Lysophosphatidic acid (LPA) is a potent bioactive phospholipid. As many other biological active lipids, LPA is an autacoid: it is formed locally on demand, and it acts locally near its site of synthesis. LPA has a plethora of biological activities on blood cells (platelets, monocytes) and cells of the vessel wall (endothelial cells, smooth muscle cells, macrophages) that are all key players in atherosclerotic and atherothrombotic processes. The specific cellular actions of LPA are determined by its multifaceted molecular structures, the expression of multiple G-protein coupled LPA receptors at the cell surface and their diverse coupling to intracellular signalling pathways. Numerous studies have now shown that LPA has thrombogenic and atherogenic actions. Here, we aim to provide a comprehensive, yet concise, thoughtful and critical review of this exciting research area and to pinpoint potential pharmacological targets for inhibiting thrombogenic and atherogenic activities of LPA. We hope that the review will serve to accelerate knowledge of basic and clinical science, and to foster drug development in the field of LPA and atherosclerotic/atherothrombotic diseases.

Figure 1

LPA-induced platelet signalling during platelet shape change. Activation of the LPA₅ receptor coupled to the heterotrimeric G13 protein stimulates Rho and Rho-kinase. The subsequent bifurcating pathway directed to either the myosin-binding subunit of MLC phosphatase or the LIM-kinase 1 leads to enhanced phosphorylation of MLC and stimulation of phospho-cofilin turnover, respectively. Phosphorylated myosin develops actin-activated ATPase activity, interacts with F-actin, and assembles into filaments, whereas cofilin regulates actin dynamics by enhancing both actin-polymerization and actin filament severing.
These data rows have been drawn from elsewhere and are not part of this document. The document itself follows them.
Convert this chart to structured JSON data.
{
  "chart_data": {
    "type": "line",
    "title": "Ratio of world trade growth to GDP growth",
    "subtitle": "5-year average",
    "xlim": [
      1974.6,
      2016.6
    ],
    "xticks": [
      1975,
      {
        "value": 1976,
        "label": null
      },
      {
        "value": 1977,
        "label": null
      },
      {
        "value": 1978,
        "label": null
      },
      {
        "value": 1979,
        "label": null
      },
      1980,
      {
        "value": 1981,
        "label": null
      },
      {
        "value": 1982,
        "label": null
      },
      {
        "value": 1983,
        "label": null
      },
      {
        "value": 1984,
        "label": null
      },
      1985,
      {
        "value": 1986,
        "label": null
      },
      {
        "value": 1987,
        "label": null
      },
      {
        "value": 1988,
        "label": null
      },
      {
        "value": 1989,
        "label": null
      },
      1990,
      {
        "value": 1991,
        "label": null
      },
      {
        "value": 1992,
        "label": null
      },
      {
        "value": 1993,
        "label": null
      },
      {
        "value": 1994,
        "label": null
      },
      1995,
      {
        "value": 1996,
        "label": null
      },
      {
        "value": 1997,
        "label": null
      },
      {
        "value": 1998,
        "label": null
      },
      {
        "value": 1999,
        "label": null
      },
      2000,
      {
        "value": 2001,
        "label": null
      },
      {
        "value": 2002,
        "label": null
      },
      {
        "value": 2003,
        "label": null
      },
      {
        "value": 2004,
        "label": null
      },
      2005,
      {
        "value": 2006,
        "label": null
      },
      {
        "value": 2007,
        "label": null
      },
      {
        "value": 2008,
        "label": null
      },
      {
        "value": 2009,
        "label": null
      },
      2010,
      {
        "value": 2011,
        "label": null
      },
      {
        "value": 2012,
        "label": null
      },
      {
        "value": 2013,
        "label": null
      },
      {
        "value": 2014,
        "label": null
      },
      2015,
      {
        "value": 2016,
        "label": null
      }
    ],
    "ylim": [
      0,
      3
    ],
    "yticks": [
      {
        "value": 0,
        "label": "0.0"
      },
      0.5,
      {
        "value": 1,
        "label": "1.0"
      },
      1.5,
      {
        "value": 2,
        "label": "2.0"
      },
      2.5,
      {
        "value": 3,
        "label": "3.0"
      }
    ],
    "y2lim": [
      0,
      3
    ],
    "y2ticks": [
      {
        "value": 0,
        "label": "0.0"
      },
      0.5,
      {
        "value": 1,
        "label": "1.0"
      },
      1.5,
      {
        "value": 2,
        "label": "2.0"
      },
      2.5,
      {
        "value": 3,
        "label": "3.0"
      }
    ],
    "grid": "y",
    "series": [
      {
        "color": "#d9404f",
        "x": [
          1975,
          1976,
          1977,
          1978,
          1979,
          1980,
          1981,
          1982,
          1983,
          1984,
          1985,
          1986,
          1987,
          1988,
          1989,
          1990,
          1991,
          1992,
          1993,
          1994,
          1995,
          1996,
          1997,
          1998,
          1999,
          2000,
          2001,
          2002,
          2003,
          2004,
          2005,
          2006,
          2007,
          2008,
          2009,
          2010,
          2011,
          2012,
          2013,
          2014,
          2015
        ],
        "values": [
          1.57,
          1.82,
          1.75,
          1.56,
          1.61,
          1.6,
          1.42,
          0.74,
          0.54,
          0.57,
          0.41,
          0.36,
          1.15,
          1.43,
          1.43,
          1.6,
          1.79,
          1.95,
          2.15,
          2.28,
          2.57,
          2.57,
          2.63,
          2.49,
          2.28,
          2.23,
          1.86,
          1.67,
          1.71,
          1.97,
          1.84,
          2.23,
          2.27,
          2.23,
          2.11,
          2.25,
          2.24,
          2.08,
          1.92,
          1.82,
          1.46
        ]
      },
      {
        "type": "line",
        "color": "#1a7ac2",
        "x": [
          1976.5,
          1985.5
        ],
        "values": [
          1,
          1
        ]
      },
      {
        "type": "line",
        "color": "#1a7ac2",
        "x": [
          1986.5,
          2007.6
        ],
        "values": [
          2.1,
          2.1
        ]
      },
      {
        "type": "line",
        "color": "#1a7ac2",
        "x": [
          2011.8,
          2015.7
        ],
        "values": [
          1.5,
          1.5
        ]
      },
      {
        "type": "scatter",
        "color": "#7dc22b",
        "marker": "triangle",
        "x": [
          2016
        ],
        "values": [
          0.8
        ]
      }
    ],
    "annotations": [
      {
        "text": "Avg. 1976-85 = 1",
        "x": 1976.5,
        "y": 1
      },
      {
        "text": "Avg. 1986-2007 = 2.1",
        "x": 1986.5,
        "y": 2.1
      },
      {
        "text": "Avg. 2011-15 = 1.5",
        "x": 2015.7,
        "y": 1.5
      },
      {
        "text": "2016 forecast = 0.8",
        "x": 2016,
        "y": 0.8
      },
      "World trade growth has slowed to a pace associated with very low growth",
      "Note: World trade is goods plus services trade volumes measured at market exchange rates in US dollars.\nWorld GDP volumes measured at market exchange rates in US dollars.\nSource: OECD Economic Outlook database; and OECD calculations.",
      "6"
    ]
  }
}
These cytoskeleton changes underlie the folding of the surface membrane, the formation of pseudopods and the contractile wave centralizing the secretory granules during platelet shape change.

Figure 2

Hypothetical role of plaque LPA and the platelet LPA₅ receptor in acute atherothrombosis after plaque rupture. LPA in the lipid core of atherosclerotic plaques may act as a cofactor with platelet-adhesive matrix proteins such as collagen type I and III in platelet activation (van Zanten et al., 1994; Penz et al., 2005; Schulz et al., 2008). These matrix proteins are over-expressed in plaques as compared with healthy arterial intima. LPA induces, through binding to the LPA₅ receptor, shape change of circulating platelets and has a synergistic effect with ADP at inducing platelet aggregation and thrombus formation. ADP is secreted from dense granules of platelets adhering to the collagenous matrix of the ruptured cap. GPVI, glycoprotein VI.

Figure 3

LPA promotes the accumulation of macrophages in atherosclerotic lesions. The moxLDL leads to increased formation of LPC, which is converted by endothelial-derived ATX into LPA. LPA triggers the release of the chemokine CXCL1 from endothelial cells through the activation of LPA₁ and LPA₃. CXCL1 is immobilized on the endothelial surface and induces the adhesion of monocytes to the vessel wall via its receptor CXCR2 on monocytes. These monocytes migrate into the subendothelial space and transform into macrophages, which are the primary cells in early atherosclerotic plaques.

Figure 4

LPA induces neointima formation after vascular injury. Following vascular injury, activated platelets adhere to the denuded surface of the vessel wall and medial SMCs undergo apoptosis. These early events after vascular injury may induce the production of LPA, which increases CXCL12 in the vessel wall through its receptors LPA₁ and LPA₃. CXCL12 is released into the circulation and recruits SPC via its receptor CXCR4 to the injury site. These SPCs differentiate into neointimal SMCs, which form the neointimal lesion.